Türkçeden İngilizceye Geçen Kelimeler (A ile D)

  • airan – ayran. Türkçede ayran olarak kullandığımız bu kelime İngilizcede doogh, Dhallë veya tan adıyla da anılır.
  • agha toplumsal alanda kullanılan bir unvan.
  • baklava, balaclava, paklava – baklava. İnce bir yufkanın arasına ezilmiş kuru yemiş koyularak yapılan bir geleneksel Türk tatlısı.
  • Balkan – Türkçede sıra “dağ” anlamına gelir. Dünya dillerine Türkçeden yayılmıştır.
  • ban – Türkçede çok önemli insan anlamına gelen “bayan” kelimesinin Avrupai hâlidir. İngilizcede vali anlamına gelir.
  • barchan – Barkan, dış kuvvetlerden olan rüzgarların çöl iklimi ve bu iklime benzer bölgelerde biriktirme ile oluşturduğu yarım ay şeklindeki kumul yığınına denir. Kırgız Türkçesinden Rusçaya oradan da İngilizceye geçmiştir.
  • bashaw, pasha – paşa. Osmanlı’nın üst düzey yöneticilerine verilen unvandır. Tarihî dönemde birçok farklı söylenişi vardır.

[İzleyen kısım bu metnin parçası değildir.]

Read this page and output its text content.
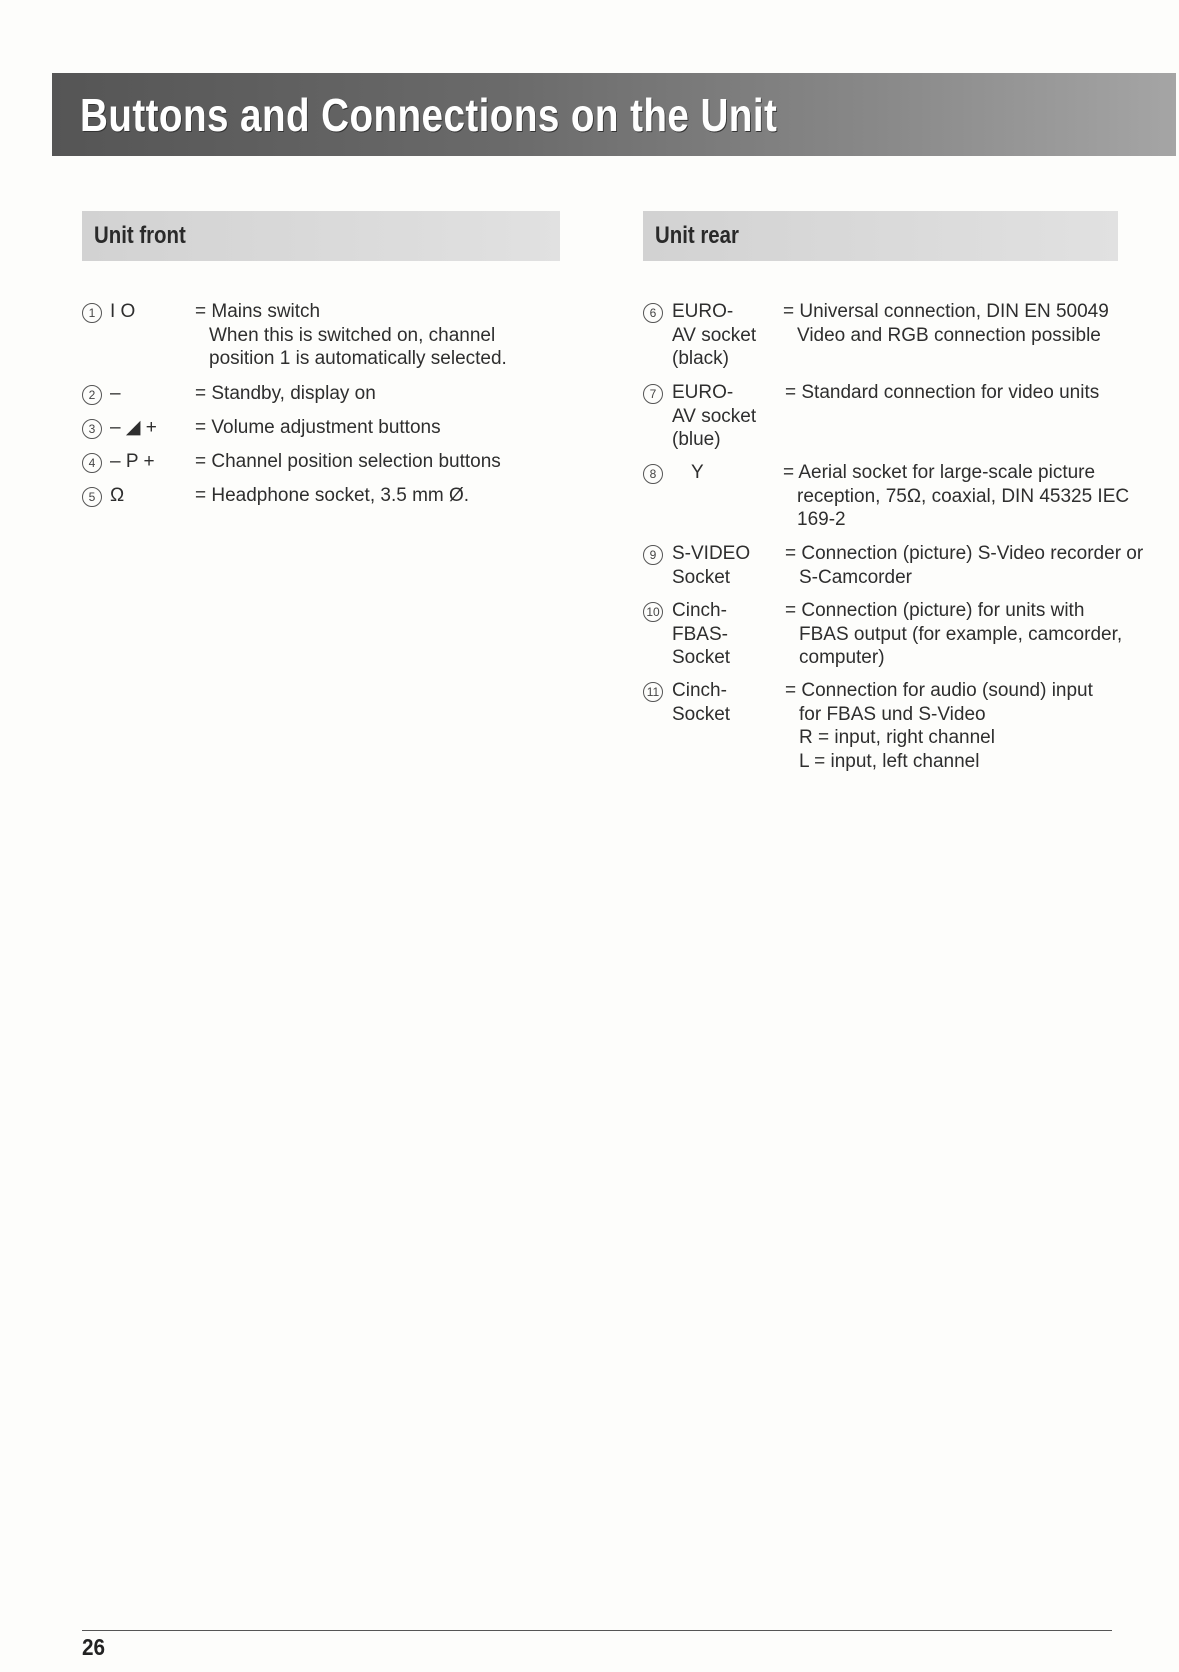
Buttons and Connections on the Unit
Unit front	Unit rear
1 I O	= Mains switch
When this is switched on, channel
position 1 is automatically selected.
2 –	= Standby, display on
3 – ◢ + = Volume adjustment buttons
4 – P + = Channel position selection buttons
5 Ω	= Headphone socket, 3.5 mm Ø.
6 EURO-
AV socket
(black)
= Universal connection, DIN EN 50049
Video and RGB connection possible
7 EURO-
AV socket
(blue)
= Standard connection for video units
8	Y	= Aerial socket for large-scale picture
reception, 75Ω, coaxial, DIN 45325 IEC
169-2
9 S-VIDEO
Socket
= Connection (picture) S-Video recorder or
S-Camcorder
10 Cinch-
FBAS-
Socket
= Connection (picture) for units with
FBAS output (for example, camcorder,
computer)
11 Cinch-
Socket
= Connection for audio (sound) input
for FBAS und S-Video
R = input, right channel
L = input, left channel
26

  • bashi-bazouk – Osmanlı ordusundaki bir kuvvetin adı, başıbozuklar.
  • beg, bey – bey, efendi.
  • Behcet – Kelime aslen Arapça olmakla birlikte, bu hastalık Türk doktor Hulusi Behçet’in adını taşımaktadır.

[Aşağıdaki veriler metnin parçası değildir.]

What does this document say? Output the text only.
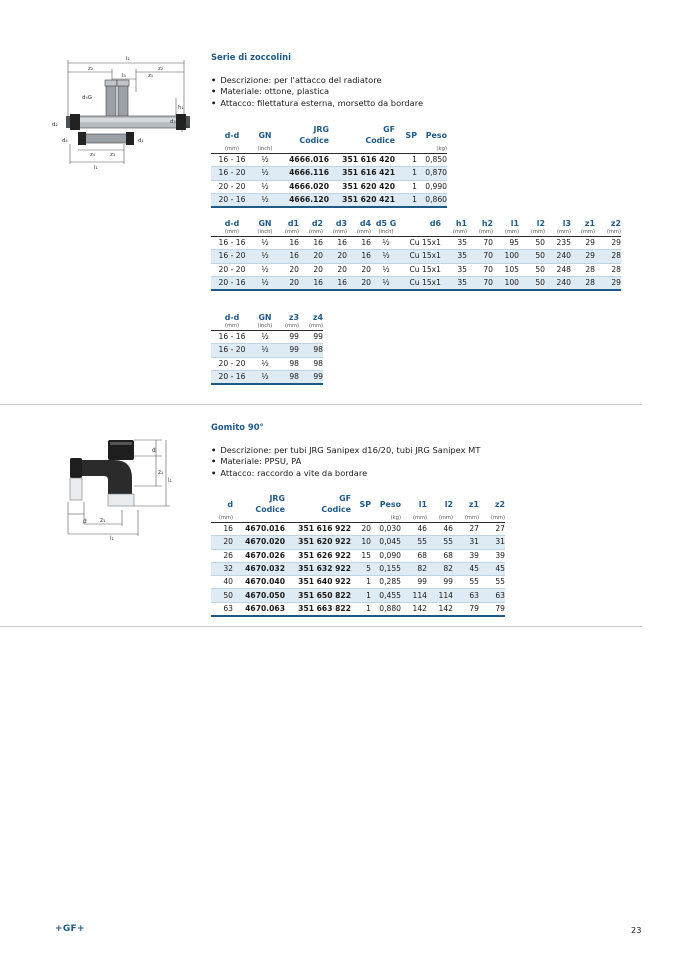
l₂
z₂	z₂
l₃	z₁
d₅G
h₁
h₂
d₃
d₂
d₄	d₁
z₄	z₃
l₁
Serie di zoccolini
• Descrizione: per l'attacco del radiatore
• Materiale: ottone, plastica
• Attacco: filettatura esterna, morsetto da bordare
d-d	GN	JRG
Codice	GF
Codice	SP	Peso
(mm)	(inch)				(kg)
16 - 16	½	4666.016	351 616 420	1	0,850
16 - 20	½	4666.116	351 616 421	1	0,870
20 - 20	½	4666.020	351 620 420	1	0,990
20 - 16	½	4666.120	351 620 421	1	0,860
d-d	GN	d1	d2	d3	d4	d5 G	d6	h1	h2	l1	l2	l3	z1	z2
(mm)	(inch)	(mm)	(mm)	(mm)	(mm)	(inch)		(mm)	(mm)	(mm)	(mm)	(mm)	(mm)	(mm)
16 - 16	½	16	16	16	16	½	Cu 15x1	35	70	95	50	235	29	29
16 - 20	½	16	20	20	16	½	Cu 15x1	35	70	100	50	240	29	28
20 - 20	½	20	20	20	20	½	Cu 15x1	35	70	105	50	248	28	28
20 - 16	½	20	16	16	20	½	Cu 15x1	35	70	100	50	240	28	29
d-d	GN	z3	z4
(mm)	(inch)	(mm)	(mm)
16 - 16	½	99	99
16 - 20	½	99	98
20 - 20	½	98	98
20 - 16	½	98	99
d
z₁
l₁
d z₁
l₁
Gomito 90°
• Descrizione: per tubi JRG Sanipex d16/20, tubi JRG Sanipex MT
• Materiale: PPSU, PA
• Attacco: raccordo a vite da bordare
d	JRG
Codice	GF
Codice	SP	Peso	l1	l2	z1	z2
(mm)				(kg)	(mm)	(mm)	(mm)	(mm)
16	4670.016	351 616 922	20	0,030	46	46	27	27
20	4670.020	351 620 922	10	0,045	55	55	31	31
26	4670.026	351 626 922	15	0,090	68	68	39	39
32	4670.032	351 632 922	5	0,155	82	82	45	45
40	4670.040	351 640 922	1	0,285	99	99	55	55
50	4670.050	351 650 822	1	0,455	114	114	63	63
63	4670.063	351 663 822	1	0,880	142	142	79	79
+GF+	23
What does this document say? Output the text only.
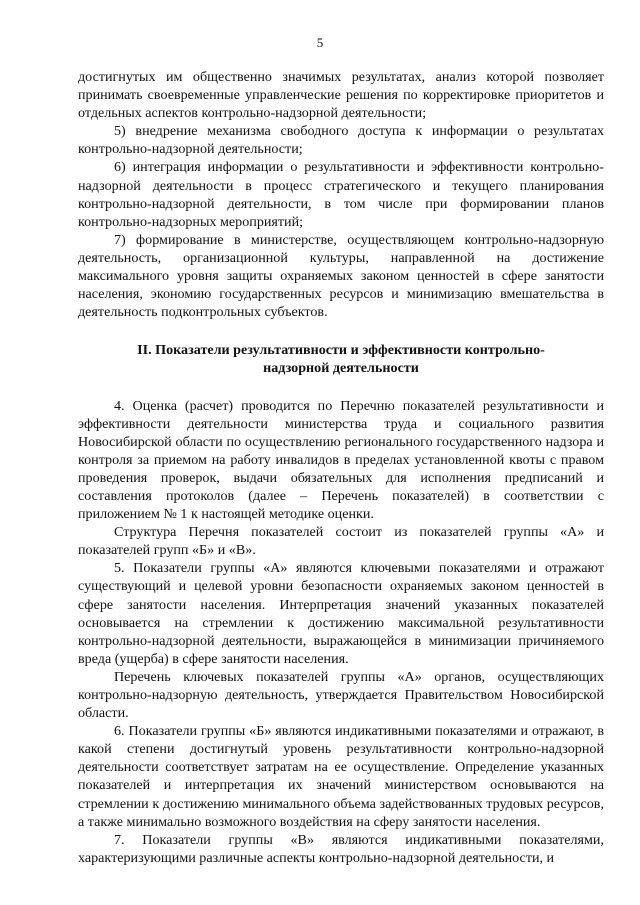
5

достигнутых им общественно значимых результатах, анализ которой позволяет принимать своевременные управленческие решения по корректировке приоритетов и отдельных аспектов контрольно-надзорной деятельности;

5) внедрение механизма свободного доступа к информации о результатах контрольно-надзорной деятельности;

6) интеграция информации о результативности и эффективности контрольно-надзорной деятельности в процесс стратегического и текущего планирования контрольно-надзорной деятельности, в том числе при формировании планов контрольно-надзорных мероприятий;

7) формирование в министерстве, осуществляющем контрольно-надзорную деятельность, организационной культуры, направленной на достижение максимального уровня защиты охраняемых законом ценностей в сфере занятости населения, экономию государственных ресурсов и минимизацию вмешательства в деятельность подконтрольных субъектов.

II. Показатели результативности и эффективности контрольно-
надзорной деятельности

4. Оценка (расчет) проводится по Перечню показателей результативности и эффективности деятельности министерства труда и социального развития Новосибирской области по осуществлению регионального государственного надзора и контроля за приемом на работу инвалидов в пределах установленной квоты с правом проведения проверок, выдачи обязательных для исполнения предписаний и составления протоколов (далее – Перечень показателей) в соответствии с приложением № 1 к настоящей методике оценки.

Структура Перечня показателей состоит из показателей группы «А» и показателей групп «Б» и «В».

5. Показатели группы «А» являются ключевыми показателями и отражают существующий и целевой уровни безопасности охраняемых законом ценностей в сфере занятости населения. Интерпретация значений указанных показателей основывается на стремлении к достижению максимальной результативности контрольно-надзорной деятельности, выражающейся в минимизации причиняемого вреда (ущерба) в сфере занятости населения.

Перечень ключевых показателей группы «А» органов, осуществляющих контрольно-надзорную деятельность, утверждается Правительством Новосибирской области.

6. Показатели группы «Б» являются индикативными показателями и отражают, в какой степени достигнутый уровень результативности контрольно-надзорной деятельности соответствует затратам на ее осуществление. Определение указанных показателей и интерпретация их значений министерством основываются на стремлении к достижению минимального объема задействованных трудовых ресурсов, а также минимально возможного воздействия на сферу занятости населения.

7. Показатели группы «В» являются индикативными показателями, характеризующими различные аспекты контрольно-надзорной деятельности, и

  • bergamot – bey armudu.
  • borek – börek.
  • bosh – boş, zırva, gereksiz söz. 19. yy.ın popüler romancısı J.J. Morier‘in Ayesha adlı romanında geçen kelime ilginç bir şekilde dünyanın ilk kelime trendlerinden biri hâline gelerek bir roman üzerinden İngilizceye girmiştir.
  • boyar – Rus aristokrat, önce Rusçaya sonra Rusçadan İngilizceye geçmiştir. (Türkçe bay kelimesinden)
  • bridge – briç oyunu, Türkçe borucu kelimesi önce Rusçaya oradan da İngilizceye geçmiştir.
  • bugger – Birleşik Krallık’ta bu terim, memnuniyetsizliği ima etmek ya da davranışı bir şekilde şaşırtıcı olan birine ya da bir şeye atıfta bulunmak için kullanılan genel amaçlı bir küfürdür. ABD’de, özellikle orta batı ve güneyde, argo ama rahatsız etmeyen bir söz olarak “küçük yaratık” anlamında kullanılır. Kelime daha Orta İngilizcede Türkçe bulgar “karışık, mecazen kâfir” kelimesinden alıntılanarak kullanılmaya başlanmıştır.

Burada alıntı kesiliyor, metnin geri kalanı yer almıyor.